What is disgusting is that Linda is doing great reading out the sentences and has the whole intonation thing down pat (sounds disturbingly like a 17 year old girl – guess all those anime we watched together did come in handy!). While I, with my dyslexia, cannot say a single work without a) changing how I say the vowels every time and b) throwing out consonants which confuse me and putting in ones I like (I don’t think this, my brain helpfully just does it for me as it comes out of my mouth); which means I find the words but Linda says them lest I tell the hotel operator that I love his mother’s pickels).
Also much time was spent trying to make sure the neighbors (the assistant manager who was icy at us yesterday) are NOT pissed at us by baking them rice crispy squares to find out if last night was a bad night or more..... At which point they simply shut the door on Linda without looking in her face or accepting the squares.

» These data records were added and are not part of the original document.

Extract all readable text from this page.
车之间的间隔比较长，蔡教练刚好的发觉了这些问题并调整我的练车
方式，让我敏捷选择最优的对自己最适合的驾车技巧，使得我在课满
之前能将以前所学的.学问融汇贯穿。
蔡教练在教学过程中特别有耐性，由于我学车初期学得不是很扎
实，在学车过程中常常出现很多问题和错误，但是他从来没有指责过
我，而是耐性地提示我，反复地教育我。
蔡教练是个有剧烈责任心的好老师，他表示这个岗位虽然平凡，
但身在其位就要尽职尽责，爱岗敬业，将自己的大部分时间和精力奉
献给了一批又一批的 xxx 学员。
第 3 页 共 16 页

So, yes, neighbors pissed and not sure why (though think article MIGHT have something to do with it – but then, since they aren’t saying, who knows.) I mean, no person in their right mind hates Linda, if she puts up with me, and is kind to all people and small animals, we know that she is a saint and likely glows when I am not looking at her.
I also found that being disabled doesn’t actually mean you still can’t get depressed. So I did. Or I was. Only when you sleep 2/3rds of the day, getting depressed and staring at space or the floor makes time REALLY fly. So between, the “Let’s find out if the neighbors hate us.....YUP!”, me depressed and almost five hours trying to make hotel reservations (we did, in our defense call MANY non-english speaking places with western rooms which had stairs, so just kept going down the list). And I had a shower. And thus a day goes. I won’t bore you with pain but will mention that by the afternoon nap I had lost sight in both eyes, and was still trying to type emails, and saying, “No! Why do I HAVE to nap?” (yeah, lots of maturity – did I mention that you can be immature AND disabled too: all sorts of new discoveries.) How much sense I made is entirely up to my mandatory touch typing class and years of typing hours a day. So if you got a email of gobble stuff, that wasn’t spam, it was me.....sorry!
Anyway, new goal for tomorrow: 1) pretend to act mature, 2) LEAVE APARTMENT and 3) try to make TWO reservations. I know that is a lot for one day….but you have to dream!